Once upon a time, I liked the boats. I thought the absence of boats to be a lamentable prospect. I saw them as the ultimate sign of respect; that families in the direst need would pin their hopes on us and choose to come here for a better life. I wrote in this magazine that for such people, risking their life on a boat is a rational choice and that the smugglers were providing a service for which some were clearly prepared to pay. I still believe all those things, in my (bleeding) heart of hearts.
But in a feat of cognitive dissonance that I hope you’ll understand, I now find myself wanting the boats to stop. And quickly. According to the government, they sort of have. But through Scott Morrison’s taut veil of secrecy we have gleaned that some boats are still attempting the journey — they’re just being turned back. Fifty days, he boasts, without an ‘illegal arrival’ breaching our fortified shores.
Unlike Morrison, my reasons for hoping the boats stop do not amount to the achievement of a macabre KPI. Nor am I motivated by stopping deaths at sea which, though tragic, are a sad inevitability of the broken global refugee system. Rather, it is because the debate around asylum seekers is happening in a parallel universe, without the reference points of morality or statistics or international law. It is only once the boats have stopped that the discourse can possibly return to something resembling normality.
Here and now, asylum seeker advocates must face the reality that the government is absolutely determined to prevail on this measure and will stop at nothing to see it done. How else to explain the 18-page graphic novel being circulated by the government, which visually depicts the isolation, imprisonment and despair to be inflicted upon those who try to come here by boat? The storyboard is aimed at potential Afghani asylum seekers and their families, and has been on the Customs website since November, but was publicised by the Guardian this week. Its closing scenes show men languishing in a Nauru tent city, head in hands, crying and thinking of home. It has a clear message: come by boat, and we will punish you.

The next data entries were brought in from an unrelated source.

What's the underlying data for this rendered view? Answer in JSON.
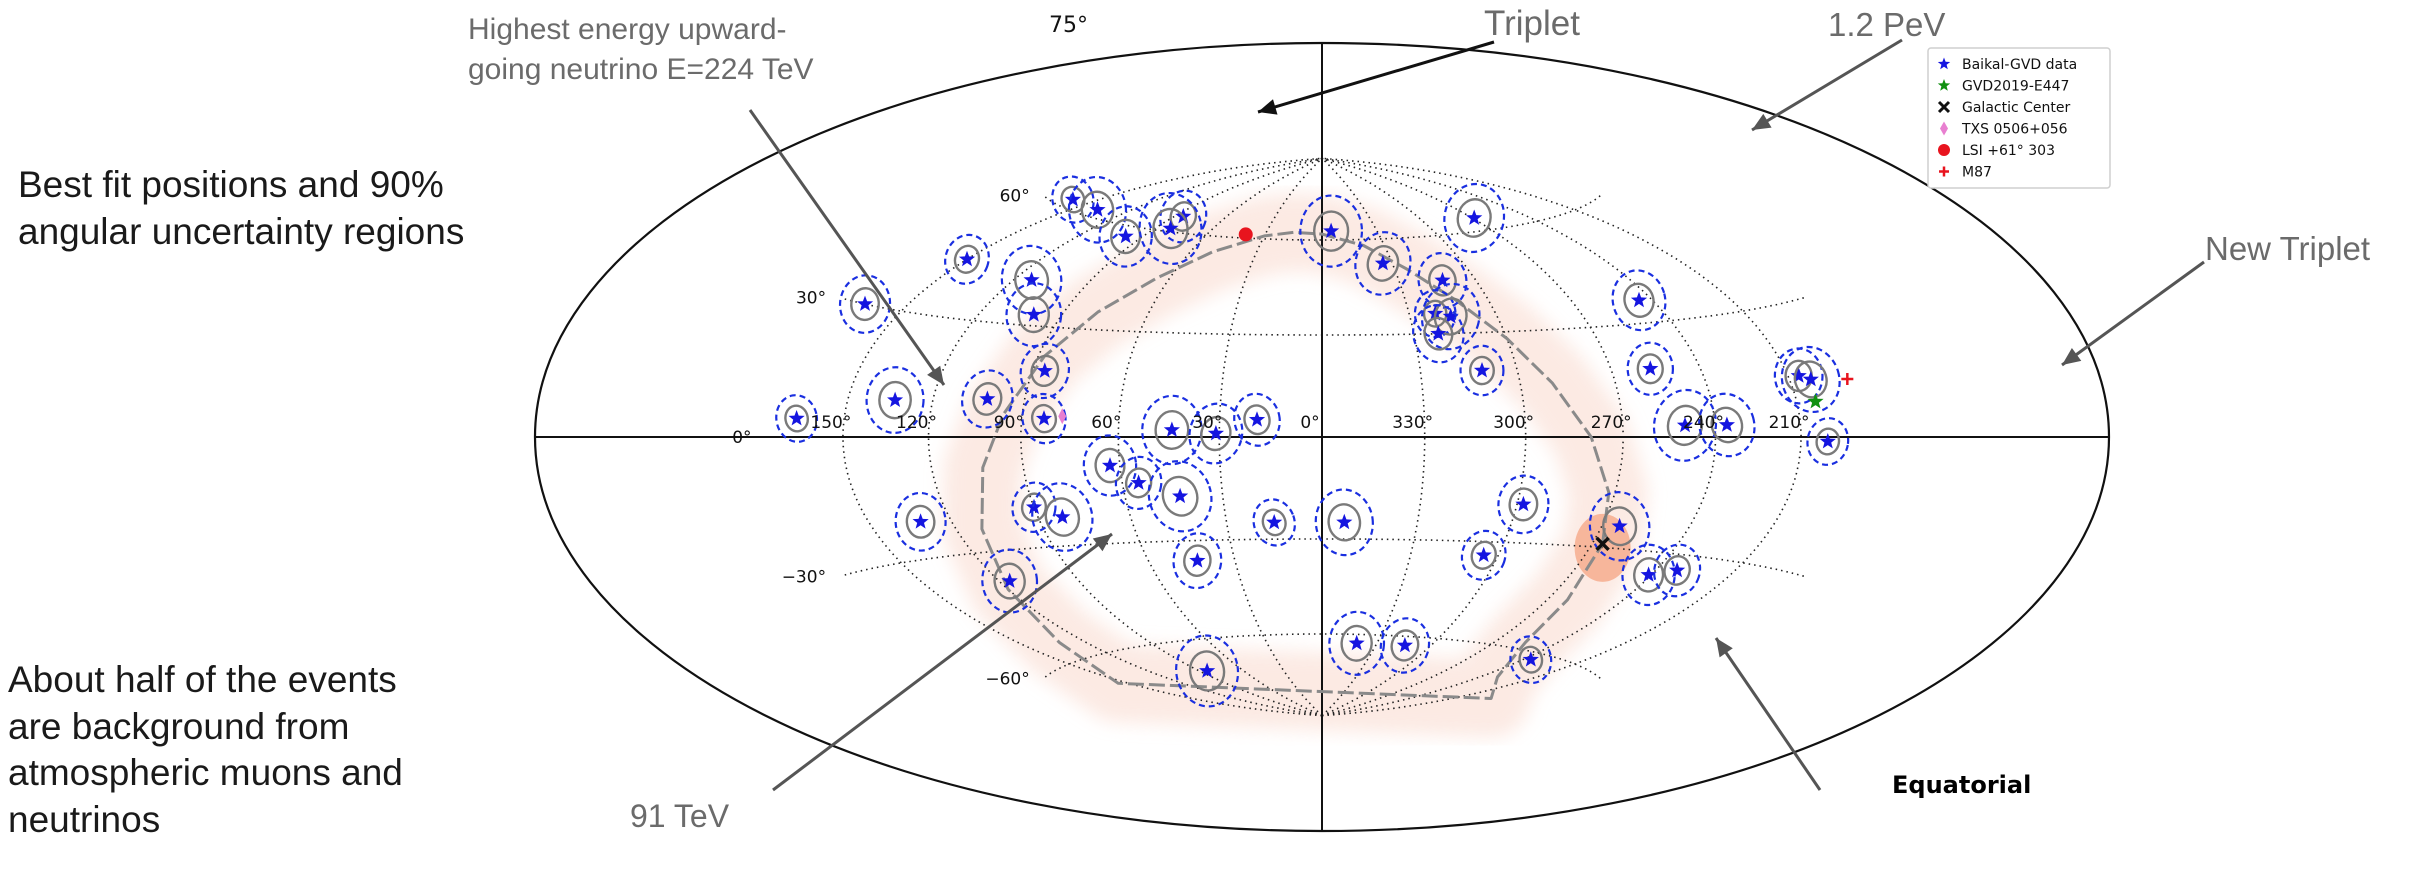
{
  "slide": {
    "description": "Best fit positions and 90%\nangular uncertainty regions",
    "background_note": "About half of the events\nare background from\natmospheric muons and\nneutrinos"
  },
  "callouts": {
    "top_left": "Highest energy upward-\ngoing neutrino E=224 TeV",
    "triplet": "Triplet",
    "pev": "1.2 PeV",
    "new_triplet": "New Triplet",
    "tev91": "91 TeV"
  },
  "chart_data": {
    "type": "scatter",
    "projection": "hammer-aitoff",
    "title": "",
    "frame_label": "Equatorial",
    "ra_ticks": [
      "150°",
      "120°",
      "90°",
      "60°",
      "30°",
      "0°",
      "330°",
      "300°",
      "270°",
      "240°",
      "210°"
    ],
    "ra_tick_values": [
      150,
      120,
      90,
      60,
      30,
      0,
      330,
      300,
      270,
      240,
      210
    ],
    "dec_ticks": [
      "75°",
      "60°",
      "30°",
      "0°",
      "−30°",
      "−60°"
    ],
    "dec_tick_values": [
      75,
      60,
      30,
      0,
      -30,
      -60
    ],
    "grid": true,
    "legend_position": "top-right",
    "legend": [
      {
        "label": "Baikal-GVD data",
        "marker": "star",
        "color": "#1515e0"
      },
      {
        "label": "GVD2019-E447",
        "marker": "star",
        "color": "#109010"
      },
      {
        "label": "Galactic Center",
        "marker": "x",
        "color": "#111111"
      },
      {
        "label": "TXS 0506+056",
        "marker": "diamond",
        "color": "#e87fd0"
      },
      {
        "label": "LSI +61° 303",
        "marker": "circle",
        "color": "#e8141e"
      },
      {
        "label": "M87",
        "marker": "plus",
        "color": "#e8141e"
      }
    ],
    "series": [
      {
        "name": "Baikal-GVD data",
        "points": [
          {
            "ra": 162,
            "dec": 62
          },
          {
            "ra": 137,
            "dec": 62
          },
          {
            "ra": 167,
            "dec": 30
          },
          {
            "ra": 150,
            "dec": 44
          },
          {
            "ra": 113,
            "dec": 42
          },
          {
            "ra": 98,
            "dec": 57
          },
          {
            "ra": 85,
            "dec": 65
          },
          {
            "ra": 82,
            "dec": 61
          },
          {
            "ra": 100,
            "dec": 33
          },
          {
            "ra": 86,
            "dec": 18
          },
          {
            "ra": 168,
            "dec": 4
          },
          {
            "ra": 133,
            "dec": 9
          },
          {
            "ra": 102,
            "dec": 10
          },
          {
            "ra": 83,
            "dec": 5
          },
          {
            "ra": 44,
            "dec": 2
          },
          {
            "ra": 31,
            "dec": 1
          },
          {
            "ra": 19,
            "dec": 5
          },
          {
            "ra": 355,
            "dec": 63
          },
          {
            "ra": 334,
            "dec": 52
          },
          {
            "ra": 313,
            "dec": 46
          },
          {
            "ra": 321,
            "dec": 36
          },
          {
            "ra": 316,
            "dec": 35
          },
          {
            "ra": 322,
            "dec": 30
          },
          {
            "ra": 311,
            "dec": 19
          },
          {
            "ra": 269,
            "dec": 64
          },
          {
            "ra": 245,
            "dec": 36
          },
          {
            "ra": 257,
            "dec": 18
          },
          {
            "ra": 250,
            "dec": 3
          },
          {
            "ra": 236,
            "dec": 3
          },
          {
            "ra": 206,
            "dec": 14
          },
          {
            "ra": 200,
            "dec": -1
          },
          {
            "ra": 202,
            "dec": 13
          },
          {
            "ra": 131,
            "dec": -21
          },
          {
            "ra": 90,
            "dec": -19
          },
          {
            "ra": 82,
            "dec": -22
          },
          {
            "ra": 63,
            "dec": -8
          },
          {
            "ra": 55,
            "dec": -13
          },
          {
            "ra": 43,
            "dec": -17
          },
          {
            "ra": 116,
            "dec": -38
          },
          {
            "ra": 43,
            "dec": -36
          },
          {
            "ra": 15,
            "dec": -25
          },
          {
            "ra": 353,
            "dec": -25
          },
          {
            "ra": 298,
            "dec": -19
          },
          {
            "ra": 305,
            "dec": -34
          },
          {
            "ra": 264,
            "dec": -24
          },
          {
            "ra": 241,
            "dec": -36
          },
          {
            "ra": 232,
            "dec": -34
          },
          {
            "ra": 85,
            "dec": -70
          },
          {
            "ra": 341,
            "dec": -63
          },
          {
            "ra": 314,
            "dec": -63
          },
          {
            "ra": 236,
            "dec": -62
          }
        ]
      },
      {
        "name": "GVD2019-E447",
        "points": [
          {
            "ra": 203,
            "dec": 8
          }
        ]
      },
      {
        "name": "Galactic Center",
        "points": [
          {
            "ra": 266.4,
            "dec": -29
          }
        ]
      },
      {
        "name": "TXS 0506+056",
        "points": [
          {
            "ra": 77.4,
            "dec": 5.7
          }
        ]
      },
      {
        "name": "LSI +61° 303",
        "points": [
          {
            "ra": 40.1,
            "dec": 61.2
          }
        ]
      },
      {
        "name": "M87",
        "points": [
          {
            "ra": 187.7,
            "dec": 12.4
          }
        ]
      }
    ],
    "galactic_plane": [
      {
        "ra": 266.4,
        "dec": -29
      },
      {
        "ra": 272,
        "dec": -15
      },
      {
        "ra": 280,
        "dec": 0
      },
      {
        "ra": 290,
        "dec": 15
      },
      {
        "ra": 300,
        "dec": 28
      },
      {
        "ra": 312,
        "dec": 40
      },
      {
        "ra": 325,
        "dec": 50
      },
      {
        "ra": 340,
        "dec": 58
      },
      {
        "ra": 0,
        "dec": 62
      },
      {
        "ra": 15,
        "dec": 62.5
      },
      {
        "ra": 30,
        "dec": 61
      },
      {
        "ra": 50,
        "dec": 55
      },
      {
        "ra": 65,
        "dec": 46
      },
      {
        "ra": 78,
        "dec": 35
      },
      {
        "ra": 88,
        "dec": 22
      },
      {
        "ra": 96,
        "dec": 6
      },
      {
        "ra": 103,
        "dec": -8
      },
      {
        "ra": 111,
        "dec": -24
      },
      {
        "ra": 120,
        "dec": -40
      },
      {
        "ra": 132,
        "dec": -55
      },
      {
        "ra": 155,
        "dec": -67
      },
      {
        "ra": 190,
        "dec": -72
      },
      {
        "ra": 230,
        "dec": -68
      },
      {
        "ra": 255,
        "dec": -58
      },
      {
        "ra": 262,
        "dec": -45
      },
      {
        "ra": 266.4,
        "dec": -29
      }
    ]
  }
}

Can you imagine the conversations around that drawing board as hapless public servants went about their assigned task? Would they have been momentarily revolted by the brief? Or would they now be so desensitised to their mission that it was simply another day at the office, executed with perhaps only the mildest raise of an eyebrow? Would they have been comforted, I wonder, by the emphatic public support for this campaign? Out of all the surprising polls over the past few years, the most staggering was published in January by a group called UMR Research. Based on a representative sample of 1,000 online surveys — take that as you will — it found that 60 per cent of Australians want the government to ‘increase the severity of the treatment of asylum seekers’. That’s about the same percentage of Australians that support gay marriage, and is a far more thumping consensus than any federal election in Australian history. You can only hope that it is ignorance and carelessness — ignorance of what is really happening out on Manus Island and Nauru, carelessness toward what might yet happen — that explains this sentiment.
But if boats continue, so will the systematic incarceration of men, women and children on remote islands where heat and boredom slowly dull the pulse. Where legal rights are stripped away and the persecuted are refouled into danger. Where welfare is subcontracted to the most efficient bidder and where military secrecy means we can’t know the truth. Where families are separated and there are so many tears. Temporary protection visas can only be kept at bay in the Senate for so long — they will soon be used retrospectively to destroy any prospect of long-term security and to prevent families from reuniting. And these people will be told they are the lucky ones. Nobody should have to suffer these things, especially not at the hands of a rich and privileged government. Let’s hope those in need of safety can find it elsewhere: somewhere better than here.
With a government and populace so resolute, it is quite clear that the only way to reboot the asylum debate in this country is for the boats to stop, and stop for some time. Perhaps 20 years down the track, with memories of this emotive time sufficiently distant, some brave administration might see fit to revisit this diabolical issue and begin to dismantle the regime that is now in place. There is only one guarantee — whenever that happens, there will still be refugees in need of a boat.
We hear a lot about this operation ‘working’. That can only be true if your lone objective is securing Australia’s periphery from rickety canoes. It is certainly not ‘working’ for those with the real problems — the refugees. And you might not care about that, and that’s your prerogative. You are entitled to feel, in your decidedly unbleeding heart, that the end justifies the means. Sometimes, it certainly does — and you may be sure that this is one of those times. But our successors will judge you harshly, as they will us all, when a more enlightened future dawns.